The operating system must first access the symbolic link, which is a pointer. The pointer then provides access to the original file link. This file link then provides access to the file’s inode, which then provides access to the file’s disk blocks.
Hard link's drawbacks are:
  1. hard links cannot link files together that exist on separate partitions. 
  2. hard links can only link together files whereas symbolic links can link directories and other file system entities together.
On the positive side for hard links, they are always up to date. If you move the original object, all of the hard links are modified at the same time. If you delete or move a file that is linked by a symbolic link, the file’s (hard) link is modified but not the symbolic link; thus you may have an out-of-date symbolic link. This can lead to errors at a later time.

In either case, a link is used so that you can refer to a file that is stored in some other location than the current directory. This can be useful when you do not want to add the file’s location to your PATH variable.
For instance, imagine that user zappaf has created a program called my_program, which is stored in ~zappaf. You want to run the program and are you in your home directory. The symbolic link instead merely creates a pointer to point at the original hard link(and zappaf was nice enough to set its permissions to 755). Rather than adding /home/zappaf to your PATH, or use an absolute pathname you create a symbolic link from your home directory to ~zappaf/my_program. Now you can issue the my_program command from your home directory.
You can determine the number of hard links that exist for a single file when you perform an ls –l. The integer value after the permissions is the number of hard links.

$ ls -l
drwxr-xr-x  5 harrykar harrykar    4096 2011-05-05 23:31 perl5
This number will never be less than 1 because with no hard links, the file will not exist. However, the number could be far larger than 1. Deleting any of the hard links will reduce this number. If the number becomes 0, then the file’s inode is returned to the file system for reuse, and thus access to the file is lost with its disk space available for reuse.
If you have a symbolic link in a directory, you will be able to note this by its type and name when viewing the results of an ls –l command. First, the file type is indicated by an ‘l’ (state for link) and the file name will contain the symbolic link’s name, an arrow (->) and the location of the file being linked.

$ ls -l
lrwxrwxrwx  1 harrykar harrykar      22 2012-04-16 16:17 squeak -> /home/harrykar/.squeak
Unfortunately, unlike the hard link usage, if you were to use ls –l on the original file, you will not see any indication that it is linked to by symbolic links.

Collectively, all of the special types of entities are treated like files in the following ways:
  • Each item is listed when you do an ls.
  • Each item can be operated upon by file commands such as mv, cp, rm and we can apply redirection operators on them.
  • Each item is represented in the directory by means of an inode.
You can determine a file’s type by using ls -l (long listing). The first character of the 10-character permissions is the file’s type. In Linux, the seven types are denoted by the characters in Table .

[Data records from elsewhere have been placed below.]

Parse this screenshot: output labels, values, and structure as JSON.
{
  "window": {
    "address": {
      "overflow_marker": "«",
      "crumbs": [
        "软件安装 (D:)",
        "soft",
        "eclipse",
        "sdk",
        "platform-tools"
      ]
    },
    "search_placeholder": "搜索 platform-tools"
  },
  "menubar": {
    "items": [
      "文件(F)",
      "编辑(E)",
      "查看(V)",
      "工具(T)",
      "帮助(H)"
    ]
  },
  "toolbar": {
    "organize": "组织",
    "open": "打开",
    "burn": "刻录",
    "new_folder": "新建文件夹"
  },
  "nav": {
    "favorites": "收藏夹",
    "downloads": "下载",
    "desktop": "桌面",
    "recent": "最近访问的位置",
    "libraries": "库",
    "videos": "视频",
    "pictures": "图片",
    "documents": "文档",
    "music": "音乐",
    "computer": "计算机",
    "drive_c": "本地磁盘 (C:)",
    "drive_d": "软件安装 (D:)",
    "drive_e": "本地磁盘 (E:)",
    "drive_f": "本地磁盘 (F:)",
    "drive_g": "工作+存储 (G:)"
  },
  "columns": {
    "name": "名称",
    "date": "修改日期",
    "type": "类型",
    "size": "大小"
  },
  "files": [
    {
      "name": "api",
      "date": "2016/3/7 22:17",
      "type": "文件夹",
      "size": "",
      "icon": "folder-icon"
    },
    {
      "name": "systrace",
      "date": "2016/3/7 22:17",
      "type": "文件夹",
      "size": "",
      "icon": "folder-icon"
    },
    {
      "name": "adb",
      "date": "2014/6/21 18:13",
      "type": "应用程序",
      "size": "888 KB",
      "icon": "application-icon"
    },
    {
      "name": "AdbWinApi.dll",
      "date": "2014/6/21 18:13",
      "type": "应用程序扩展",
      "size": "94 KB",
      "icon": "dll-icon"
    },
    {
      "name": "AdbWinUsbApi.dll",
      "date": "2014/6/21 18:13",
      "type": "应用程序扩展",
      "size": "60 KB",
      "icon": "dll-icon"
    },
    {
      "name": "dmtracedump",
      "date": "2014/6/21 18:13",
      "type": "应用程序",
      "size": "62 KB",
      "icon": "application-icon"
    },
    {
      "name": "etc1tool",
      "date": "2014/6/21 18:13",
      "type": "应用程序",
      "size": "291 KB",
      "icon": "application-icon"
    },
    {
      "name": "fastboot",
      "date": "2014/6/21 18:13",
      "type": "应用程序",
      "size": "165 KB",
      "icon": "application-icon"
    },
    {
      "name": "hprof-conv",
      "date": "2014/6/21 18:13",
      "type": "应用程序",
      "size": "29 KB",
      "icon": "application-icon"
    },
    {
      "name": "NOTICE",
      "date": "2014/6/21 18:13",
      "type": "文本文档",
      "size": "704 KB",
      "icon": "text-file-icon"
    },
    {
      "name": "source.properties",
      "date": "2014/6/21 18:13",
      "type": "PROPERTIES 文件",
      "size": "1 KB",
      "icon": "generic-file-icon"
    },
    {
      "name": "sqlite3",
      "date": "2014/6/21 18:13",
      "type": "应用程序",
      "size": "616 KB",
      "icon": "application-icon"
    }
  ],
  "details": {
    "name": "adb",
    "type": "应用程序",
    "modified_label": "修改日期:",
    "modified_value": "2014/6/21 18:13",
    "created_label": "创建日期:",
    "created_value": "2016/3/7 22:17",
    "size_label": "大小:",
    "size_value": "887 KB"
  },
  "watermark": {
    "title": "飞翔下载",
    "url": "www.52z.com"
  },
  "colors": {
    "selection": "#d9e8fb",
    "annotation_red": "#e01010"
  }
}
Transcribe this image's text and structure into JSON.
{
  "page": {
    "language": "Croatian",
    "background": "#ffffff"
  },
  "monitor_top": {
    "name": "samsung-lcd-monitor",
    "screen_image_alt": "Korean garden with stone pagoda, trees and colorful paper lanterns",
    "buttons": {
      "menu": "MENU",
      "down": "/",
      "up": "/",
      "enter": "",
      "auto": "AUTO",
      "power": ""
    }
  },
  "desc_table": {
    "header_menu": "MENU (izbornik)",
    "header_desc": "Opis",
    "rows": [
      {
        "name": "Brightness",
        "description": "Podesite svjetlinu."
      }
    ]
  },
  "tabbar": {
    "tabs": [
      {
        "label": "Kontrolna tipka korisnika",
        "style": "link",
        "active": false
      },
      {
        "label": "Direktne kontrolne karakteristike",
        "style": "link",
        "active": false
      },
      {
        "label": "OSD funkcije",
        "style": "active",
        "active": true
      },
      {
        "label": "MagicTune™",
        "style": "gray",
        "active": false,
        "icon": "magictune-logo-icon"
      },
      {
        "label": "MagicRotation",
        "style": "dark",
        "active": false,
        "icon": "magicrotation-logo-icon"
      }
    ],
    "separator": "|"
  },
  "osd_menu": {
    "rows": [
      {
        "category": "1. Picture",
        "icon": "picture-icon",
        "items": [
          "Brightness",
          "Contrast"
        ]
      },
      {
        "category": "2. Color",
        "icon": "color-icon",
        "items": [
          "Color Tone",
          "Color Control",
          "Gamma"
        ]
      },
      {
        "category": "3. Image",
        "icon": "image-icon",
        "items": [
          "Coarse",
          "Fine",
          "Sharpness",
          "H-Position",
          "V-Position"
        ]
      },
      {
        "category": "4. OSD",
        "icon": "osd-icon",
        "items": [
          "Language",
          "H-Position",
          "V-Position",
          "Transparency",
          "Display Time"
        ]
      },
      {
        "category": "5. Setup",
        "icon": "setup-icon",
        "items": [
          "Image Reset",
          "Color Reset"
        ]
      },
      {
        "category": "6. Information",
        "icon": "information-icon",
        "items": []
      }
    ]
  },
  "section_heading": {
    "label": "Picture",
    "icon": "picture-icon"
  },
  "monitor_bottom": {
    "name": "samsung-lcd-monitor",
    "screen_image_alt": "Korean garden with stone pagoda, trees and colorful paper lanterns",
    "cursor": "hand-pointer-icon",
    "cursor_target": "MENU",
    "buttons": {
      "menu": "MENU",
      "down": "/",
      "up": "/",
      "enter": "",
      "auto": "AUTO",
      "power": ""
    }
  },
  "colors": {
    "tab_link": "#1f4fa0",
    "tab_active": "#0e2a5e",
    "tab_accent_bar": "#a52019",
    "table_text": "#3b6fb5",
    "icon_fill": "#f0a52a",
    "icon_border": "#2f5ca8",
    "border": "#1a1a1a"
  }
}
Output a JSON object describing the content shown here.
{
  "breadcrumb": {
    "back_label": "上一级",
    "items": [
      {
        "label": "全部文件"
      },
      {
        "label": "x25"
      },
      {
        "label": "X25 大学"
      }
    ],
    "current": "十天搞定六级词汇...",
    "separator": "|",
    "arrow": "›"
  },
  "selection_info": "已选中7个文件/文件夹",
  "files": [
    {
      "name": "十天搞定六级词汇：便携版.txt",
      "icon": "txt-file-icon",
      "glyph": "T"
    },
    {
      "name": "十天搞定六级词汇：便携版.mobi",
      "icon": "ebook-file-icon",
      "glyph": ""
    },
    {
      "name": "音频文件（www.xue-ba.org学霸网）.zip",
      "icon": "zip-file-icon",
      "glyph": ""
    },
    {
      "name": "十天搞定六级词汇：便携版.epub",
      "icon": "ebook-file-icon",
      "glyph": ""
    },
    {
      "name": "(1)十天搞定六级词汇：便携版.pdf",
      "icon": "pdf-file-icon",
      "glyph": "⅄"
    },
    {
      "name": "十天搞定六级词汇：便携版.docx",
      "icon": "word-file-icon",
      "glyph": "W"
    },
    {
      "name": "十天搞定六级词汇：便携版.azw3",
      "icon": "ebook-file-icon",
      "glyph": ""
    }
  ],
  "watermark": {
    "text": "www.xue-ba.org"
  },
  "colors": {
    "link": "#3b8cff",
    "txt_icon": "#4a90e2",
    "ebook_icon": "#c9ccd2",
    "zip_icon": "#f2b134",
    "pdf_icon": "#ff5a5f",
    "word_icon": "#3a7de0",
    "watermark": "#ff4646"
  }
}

file type identifiers in ls -l

Every file (no matter the type, e.g., regular file, character type, block type, named pipe) is stored in a directory. The directory maintains the entities stored in it through a list. The listing is a collection of hard and soft links. A hard link of a file stores the file’s name and the inode number dedicated to that file. The symbolic link is a pointer to a hard link stored elsewhere.

As the user modifies the contents of the directory, this list is modified. New files require new hard links pointing to newly allocated inodes. The deletion of a file causes the hard link to be removed and the numeric entry of hard links to a file to be decremented. The inode itself remains allocated to the given file unless the hard link count becomes 0.